Singer even went so far as to sleep on an air mattress beside his new dog; comforting him in the middle of the night when he was struggling to sleep.

But then something remarkable happened. As soon as the dog recovered, he began to follow Singer around his home. If he’d pop up from his desk to go to the kitchen, Lambeau would follow:

“This dog was incredibly loyal, and all I did was sleep on an air mattress for 30 days.”

Singer used this anecdote to illustrate that since Christ died for the sins of the world, his followers should display that same sort of unwavering loyalty. And that this brand of loyalty leads to an incredible mission unlike any other.

Singer has had a glimpse of this in his own life; his career taking unexpected twists and turns as he fell into the grooves of where he was meant to be.

This was most evident when he received a call from a member of a congregation forming that would soon become Trinity Church in Virginia Beach, Virginia.

Though he never pictured himself as a pastor, or even working outside of the secular marketplace, he put his “yes on the table” for what he felt “provoked” to do. Singer told his congregants that he’d “preach for them until they found someone who knew what they were doing.”

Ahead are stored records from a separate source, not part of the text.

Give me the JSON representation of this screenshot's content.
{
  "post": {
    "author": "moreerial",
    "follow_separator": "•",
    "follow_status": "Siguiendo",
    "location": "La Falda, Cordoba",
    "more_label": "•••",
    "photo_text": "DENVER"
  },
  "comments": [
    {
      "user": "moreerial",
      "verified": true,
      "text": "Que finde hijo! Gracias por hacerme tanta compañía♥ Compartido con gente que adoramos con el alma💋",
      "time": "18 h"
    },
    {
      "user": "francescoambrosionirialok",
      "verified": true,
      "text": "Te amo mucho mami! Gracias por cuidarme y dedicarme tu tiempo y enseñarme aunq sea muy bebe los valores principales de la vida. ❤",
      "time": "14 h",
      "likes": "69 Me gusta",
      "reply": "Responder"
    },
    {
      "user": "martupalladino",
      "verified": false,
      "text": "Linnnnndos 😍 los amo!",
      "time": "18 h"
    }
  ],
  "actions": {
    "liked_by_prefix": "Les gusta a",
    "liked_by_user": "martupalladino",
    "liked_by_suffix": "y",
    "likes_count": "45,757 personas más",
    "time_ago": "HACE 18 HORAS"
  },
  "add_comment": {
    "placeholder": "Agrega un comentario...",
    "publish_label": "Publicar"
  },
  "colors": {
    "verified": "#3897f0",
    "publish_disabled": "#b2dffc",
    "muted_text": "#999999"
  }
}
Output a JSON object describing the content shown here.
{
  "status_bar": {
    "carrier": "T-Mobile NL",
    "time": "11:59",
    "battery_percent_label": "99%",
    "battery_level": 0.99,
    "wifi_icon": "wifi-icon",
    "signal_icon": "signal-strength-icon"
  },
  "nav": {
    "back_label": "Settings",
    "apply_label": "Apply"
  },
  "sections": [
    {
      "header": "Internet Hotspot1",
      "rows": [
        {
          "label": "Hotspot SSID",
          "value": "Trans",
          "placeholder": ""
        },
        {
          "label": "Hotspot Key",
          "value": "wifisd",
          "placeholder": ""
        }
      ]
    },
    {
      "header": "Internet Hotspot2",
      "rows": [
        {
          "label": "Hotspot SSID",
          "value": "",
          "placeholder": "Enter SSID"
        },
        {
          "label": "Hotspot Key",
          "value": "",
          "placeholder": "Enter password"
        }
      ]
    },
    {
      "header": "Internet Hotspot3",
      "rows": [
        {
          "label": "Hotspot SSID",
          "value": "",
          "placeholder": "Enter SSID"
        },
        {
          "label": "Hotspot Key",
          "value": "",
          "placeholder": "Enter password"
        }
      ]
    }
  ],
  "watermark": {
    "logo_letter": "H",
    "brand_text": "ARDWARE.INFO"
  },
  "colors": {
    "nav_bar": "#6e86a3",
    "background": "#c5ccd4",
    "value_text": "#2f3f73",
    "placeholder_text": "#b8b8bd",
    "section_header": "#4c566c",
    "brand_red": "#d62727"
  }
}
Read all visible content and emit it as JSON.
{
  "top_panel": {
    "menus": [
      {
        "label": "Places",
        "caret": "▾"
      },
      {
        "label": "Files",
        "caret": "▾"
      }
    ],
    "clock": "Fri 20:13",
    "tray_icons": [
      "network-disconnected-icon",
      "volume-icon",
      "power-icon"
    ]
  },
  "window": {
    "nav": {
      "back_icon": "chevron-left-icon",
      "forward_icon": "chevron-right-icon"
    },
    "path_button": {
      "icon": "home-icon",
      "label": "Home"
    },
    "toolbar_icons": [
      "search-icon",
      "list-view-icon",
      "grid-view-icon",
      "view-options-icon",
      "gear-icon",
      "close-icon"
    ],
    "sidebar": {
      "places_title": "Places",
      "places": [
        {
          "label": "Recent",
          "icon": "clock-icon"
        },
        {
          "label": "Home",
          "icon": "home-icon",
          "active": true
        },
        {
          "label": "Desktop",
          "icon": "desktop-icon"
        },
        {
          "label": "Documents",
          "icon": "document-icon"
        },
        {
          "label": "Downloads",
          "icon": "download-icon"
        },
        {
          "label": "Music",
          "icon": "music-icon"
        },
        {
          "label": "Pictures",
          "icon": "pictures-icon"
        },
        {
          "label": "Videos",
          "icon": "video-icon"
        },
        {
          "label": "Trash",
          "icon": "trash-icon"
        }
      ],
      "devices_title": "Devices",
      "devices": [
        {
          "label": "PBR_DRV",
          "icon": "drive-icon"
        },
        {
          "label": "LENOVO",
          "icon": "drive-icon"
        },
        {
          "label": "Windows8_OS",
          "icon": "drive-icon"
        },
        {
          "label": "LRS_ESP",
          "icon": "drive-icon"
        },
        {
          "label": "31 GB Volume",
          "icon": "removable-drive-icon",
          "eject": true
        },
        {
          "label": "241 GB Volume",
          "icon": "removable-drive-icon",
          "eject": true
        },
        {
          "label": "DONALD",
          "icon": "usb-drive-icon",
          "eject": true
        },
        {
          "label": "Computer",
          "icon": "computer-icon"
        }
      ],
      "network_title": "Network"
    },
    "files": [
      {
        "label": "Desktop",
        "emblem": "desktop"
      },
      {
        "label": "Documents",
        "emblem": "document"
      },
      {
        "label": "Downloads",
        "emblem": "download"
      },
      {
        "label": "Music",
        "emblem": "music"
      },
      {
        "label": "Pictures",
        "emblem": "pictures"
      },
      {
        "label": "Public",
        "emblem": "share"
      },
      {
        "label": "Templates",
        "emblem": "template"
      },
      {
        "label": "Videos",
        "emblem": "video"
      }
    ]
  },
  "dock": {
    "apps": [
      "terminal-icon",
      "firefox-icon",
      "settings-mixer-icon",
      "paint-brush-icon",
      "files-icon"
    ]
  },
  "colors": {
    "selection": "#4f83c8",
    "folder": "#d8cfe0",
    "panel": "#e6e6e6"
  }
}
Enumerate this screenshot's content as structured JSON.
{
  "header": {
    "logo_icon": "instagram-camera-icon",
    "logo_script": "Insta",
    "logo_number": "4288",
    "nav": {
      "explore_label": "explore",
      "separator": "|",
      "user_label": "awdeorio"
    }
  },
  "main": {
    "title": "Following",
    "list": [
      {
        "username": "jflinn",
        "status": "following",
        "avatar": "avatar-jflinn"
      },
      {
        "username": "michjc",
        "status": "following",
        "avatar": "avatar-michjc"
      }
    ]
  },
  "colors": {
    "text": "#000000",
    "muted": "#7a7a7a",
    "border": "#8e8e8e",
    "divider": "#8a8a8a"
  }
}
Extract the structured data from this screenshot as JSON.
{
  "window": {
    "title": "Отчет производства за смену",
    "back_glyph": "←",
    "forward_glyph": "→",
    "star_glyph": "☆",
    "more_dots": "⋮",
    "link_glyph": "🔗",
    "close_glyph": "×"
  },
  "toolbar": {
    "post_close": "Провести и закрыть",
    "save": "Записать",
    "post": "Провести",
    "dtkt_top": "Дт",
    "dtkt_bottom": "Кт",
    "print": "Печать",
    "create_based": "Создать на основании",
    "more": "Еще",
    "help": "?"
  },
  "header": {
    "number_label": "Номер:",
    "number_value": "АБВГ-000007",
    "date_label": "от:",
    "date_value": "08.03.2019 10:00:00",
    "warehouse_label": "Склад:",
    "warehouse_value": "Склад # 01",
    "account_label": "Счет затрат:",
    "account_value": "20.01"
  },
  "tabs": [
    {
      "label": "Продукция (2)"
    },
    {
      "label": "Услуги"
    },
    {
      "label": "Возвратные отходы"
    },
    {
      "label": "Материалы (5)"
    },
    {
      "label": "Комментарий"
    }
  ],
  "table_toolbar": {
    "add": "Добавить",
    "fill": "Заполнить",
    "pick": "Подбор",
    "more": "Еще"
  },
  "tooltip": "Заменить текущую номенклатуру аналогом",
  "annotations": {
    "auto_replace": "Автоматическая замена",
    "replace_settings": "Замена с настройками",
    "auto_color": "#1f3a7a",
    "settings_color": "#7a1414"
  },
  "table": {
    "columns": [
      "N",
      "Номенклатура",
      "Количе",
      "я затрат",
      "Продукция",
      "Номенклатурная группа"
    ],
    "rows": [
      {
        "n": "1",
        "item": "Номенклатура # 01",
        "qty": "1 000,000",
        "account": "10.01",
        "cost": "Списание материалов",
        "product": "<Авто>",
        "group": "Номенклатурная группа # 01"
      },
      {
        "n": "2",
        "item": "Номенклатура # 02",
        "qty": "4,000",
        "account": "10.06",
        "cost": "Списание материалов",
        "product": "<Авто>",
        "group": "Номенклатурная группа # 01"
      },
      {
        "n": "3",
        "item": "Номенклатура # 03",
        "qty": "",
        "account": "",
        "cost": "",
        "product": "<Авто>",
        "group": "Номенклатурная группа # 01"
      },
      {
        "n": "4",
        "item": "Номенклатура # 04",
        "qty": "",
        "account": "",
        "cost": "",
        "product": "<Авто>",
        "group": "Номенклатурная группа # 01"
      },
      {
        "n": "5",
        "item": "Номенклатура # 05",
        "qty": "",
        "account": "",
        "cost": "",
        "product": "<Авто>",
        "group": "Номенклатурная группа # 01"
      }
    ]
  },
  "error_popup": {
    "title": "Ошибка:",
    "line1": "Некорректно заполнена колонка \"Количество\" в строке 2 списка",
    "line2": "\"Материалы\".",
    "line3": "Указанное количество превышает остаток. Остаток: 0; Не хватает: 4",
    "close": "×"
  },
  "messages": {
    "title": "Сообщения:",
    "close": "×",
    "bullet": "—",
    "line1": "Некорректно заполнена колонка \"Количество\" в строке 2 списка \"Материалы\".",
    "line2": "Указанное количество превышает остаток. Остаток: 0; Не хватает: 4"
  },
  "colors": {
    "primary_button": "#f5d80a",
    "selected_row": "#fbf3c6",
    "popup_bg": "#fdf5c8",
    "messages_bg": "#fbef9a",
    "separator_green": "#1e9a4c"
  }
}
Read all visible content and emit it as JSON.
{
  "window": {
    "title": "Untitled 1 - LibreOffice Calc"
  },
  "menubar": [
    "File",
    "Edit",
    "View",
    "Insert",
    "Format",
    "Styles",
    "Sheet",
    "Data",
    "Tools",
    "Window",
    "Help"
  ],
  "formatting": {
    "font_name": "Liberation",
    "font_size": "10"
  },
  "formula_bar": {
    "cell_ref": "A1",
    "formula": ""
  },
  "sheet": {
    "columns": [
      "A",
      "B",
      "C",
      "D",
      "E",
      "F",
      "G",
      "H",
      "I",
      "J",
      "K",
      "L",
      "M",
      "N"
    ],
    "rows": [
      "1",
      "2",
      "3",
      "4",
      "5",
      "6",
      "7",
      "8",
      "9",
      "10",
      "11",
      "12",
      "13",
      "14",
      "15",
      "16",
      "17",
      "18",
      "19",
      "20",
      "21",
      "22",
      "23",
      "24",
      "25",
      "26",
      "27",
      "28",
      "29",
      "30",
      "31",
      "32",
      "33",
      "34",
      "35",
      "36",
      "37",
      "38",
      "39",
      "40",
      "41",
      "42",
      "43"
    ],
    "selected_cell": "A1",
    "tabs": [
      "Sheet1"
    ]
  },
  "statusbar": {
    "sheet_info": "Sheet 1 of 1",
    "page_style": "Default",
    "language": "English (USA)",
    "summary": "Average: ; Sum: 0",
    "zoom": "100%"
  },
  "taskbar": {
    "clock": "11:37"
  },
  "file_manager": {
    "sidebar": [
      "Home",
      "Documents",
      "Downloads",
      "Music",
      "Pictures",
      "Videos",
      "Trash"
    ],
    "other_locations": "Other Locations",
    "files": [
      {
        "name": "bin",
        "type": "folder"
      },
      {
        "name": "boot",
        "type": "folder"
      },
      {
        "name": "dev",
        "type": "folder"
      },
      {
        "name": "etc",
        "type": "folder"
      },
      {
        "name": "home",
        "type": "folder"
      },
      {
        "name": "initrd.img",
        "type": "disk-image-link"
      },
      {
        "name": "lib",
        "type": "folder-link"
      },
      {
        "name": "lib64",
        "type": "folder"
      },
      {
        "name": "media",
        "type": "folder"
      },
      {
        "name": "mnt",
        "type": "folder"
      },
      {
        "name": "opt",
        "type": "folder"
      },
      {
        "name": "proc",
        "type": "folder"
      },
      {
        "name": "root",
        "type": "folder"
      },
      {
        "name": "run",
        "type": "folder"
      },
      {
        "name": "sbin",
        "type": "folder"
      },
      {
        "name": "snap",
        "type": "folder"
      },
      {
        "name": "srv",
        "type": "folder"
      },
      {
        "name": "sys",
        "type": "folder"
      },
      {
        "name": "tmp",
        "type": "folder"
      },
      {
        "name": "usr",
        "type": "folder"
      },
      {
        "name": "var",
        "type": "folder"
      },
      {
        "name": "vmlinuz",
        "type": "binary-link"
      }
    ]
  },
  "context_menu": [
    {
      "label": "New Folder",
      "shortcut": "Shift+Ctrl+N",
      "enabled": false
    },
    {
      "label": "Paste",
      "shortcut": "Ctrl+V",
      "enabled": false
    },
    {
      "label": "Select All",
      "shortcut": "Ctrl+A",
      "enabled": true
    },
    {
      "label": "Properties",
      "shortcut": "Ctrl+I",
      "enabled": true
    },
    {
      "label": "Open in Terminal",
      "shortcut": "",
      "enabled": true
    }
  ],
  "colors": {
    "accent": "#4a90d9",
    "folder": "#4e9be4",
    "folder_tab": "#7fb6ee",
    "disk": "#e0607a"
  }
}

More than seven years later, Singer still serves as the pastor for the church, along with balancing his academic and legal responsibilities. And though Singer knows he’s been called to his current vocation “for such a time as this,” he knows that God’s mission will be accomplished with or without His followers.

“Guess what? God doesn’t really need you,” said Singer. “We’re given the privilege to serve God not because He needs us, but because we need Him.”